Law firms face two major worries. First, as the #DropExxon campaign exemplifies, such work can make attorney recruitment and retention more challenging; Jones Day reportedly faced substantial dissent within its own ranks over its election work. Second, some campaigns are targeting firms’ relationships with existing clients, some of whom may not want their brands tarnished by even a tenuous association with controversial causes.

Start with recruitment. Compared to earlier generations, today’s young lawyers are more likely to say that an employer’s values matter to them and that they want a job that provides fulfillment in addition to a salary.

“Young lawyers across the country are sensitized to those issues and are asking questions of potential employers. For the younger lawyers, they need to feel connected to the community that is their law firm, and if they can’t connect with the ideals of their law firm, then it’s not reasonable to think that they would see that firm as a long-term home for them,” said one partner at a firm in the Carolinas. (Given the sensitivity of the subject matter, all attorneys interviewed for this story were allowed to comment anonymously in order to speak candidly.)
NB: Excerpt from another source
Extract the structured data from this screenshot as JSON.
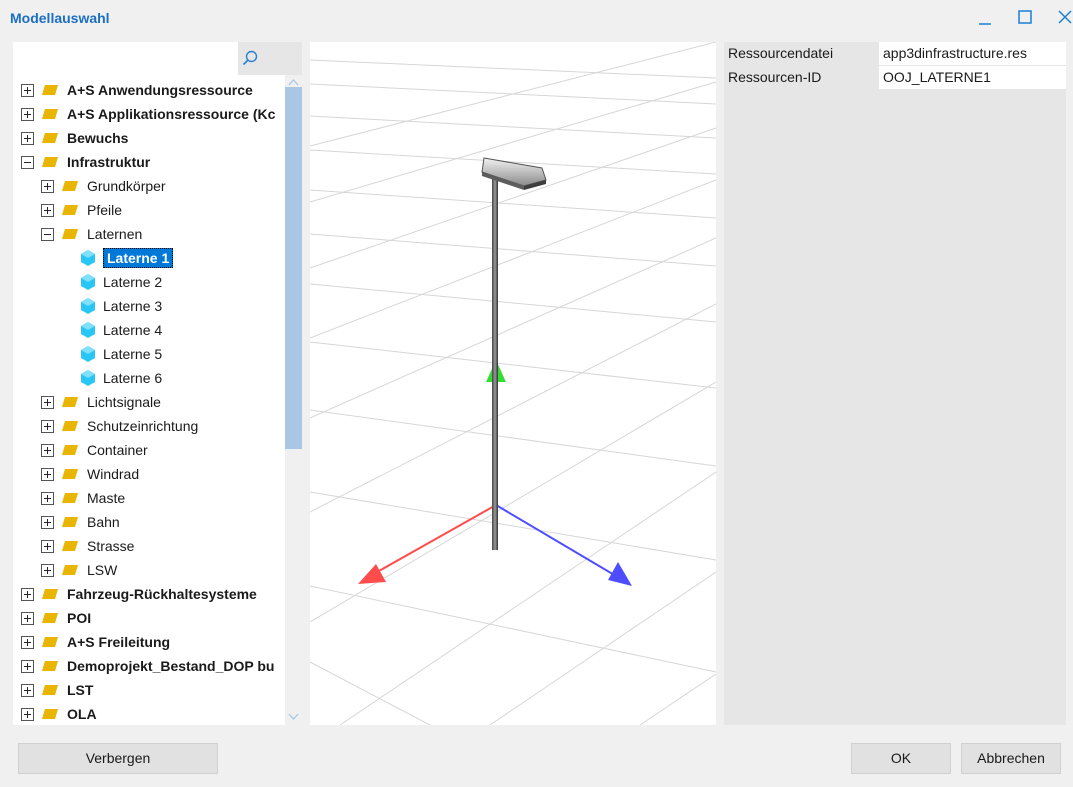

Retention could be a bigger issue still if a potential client is divisive enough. Some attorneys drew an analogy to the era when Big Tobacco employed many firms in the Carolinas, an analogy that climate change activists are themselves quite keen on drawing. Firms might let conscientious objectors refrain from working on certain cases, but that only gets you so far. In some cases, firms may find themselves choosing between dropping a client and losing valuable attorneys.

Then there’s the risk of complicating relationships with existing clients, which activists know is another major vulnerability for firms. The Lincoln Project, an anti-Trump group, targeted companies like General Motors, one of Jones Day’s clients, asking whether the company wanted to be associated with a firm if it was working to overturn an election result.

It’s a tactic that other types of activists are likely to adopt because it might prove to be their strongest lever. Today’s companies are increasingly eager to show off their corporate social responsibility bona fides, and that could end up influencing their choices of counsel, which can serve as a useful way to signal those values to consumers. While some companies might prefer to avoid anything that could drag them into public controversy, others are proactively staking out positions on political issues, and might decide to make a change out of genuine antipathy to the sort of work firms are doing for other clients.

“In the past the impression I got at our firm was that when our management was considering taking on a matter that had potential political or controversy ramifications, they would ask how would our clients would view this, and then create a composite client through which to answer that question,” said a partner at a different law firm in the Carolinas. “And I used to joke that the composite client that they’re imagining is like the guy on the Monopoly set with the monocle. That was the client they were imagining. I think what people are coming to realize is that that’s not who our clients are.”

Attorneys who spoke to Lawyers Weekly were broadly in consensus that the issue hasn’t yet become a major issue for their firms, and that the legal marketplace was deep enough and diverse enough that even the most controversial clients should always be able to find competent counsel to represent them. But the issue is still more of a concern than it would have been 10 or 15 years ago, largely because of the platforms offered by social media.

So how should firms weigh such risks when deciding whether to take on a potentially problematic client? It’s a question that defies any easy answers, especially when politics are increasingly polarized and more topics are considered political. And firms can catch flak from both sides and risk losing clients no matter what cases they take on—a third attorney said that a client promptly fired his firm after the client learned about the firm’s work advocating on behalf of pro-LGBTQ rights and causes.

“On the firm level, there are certain third rails you need to be careful of. I think the way firms have dealt with this in the past was by embracing one side of the aisle or the other,” the attorney said. “But I think that now, with some exceptions, I think what most law firms are trying to do is be a big tent where everyone feels welcome while also taking cases on both sides of the aisle. And I think that’s really, really tricky. I’ve struggled with that for the last several years.”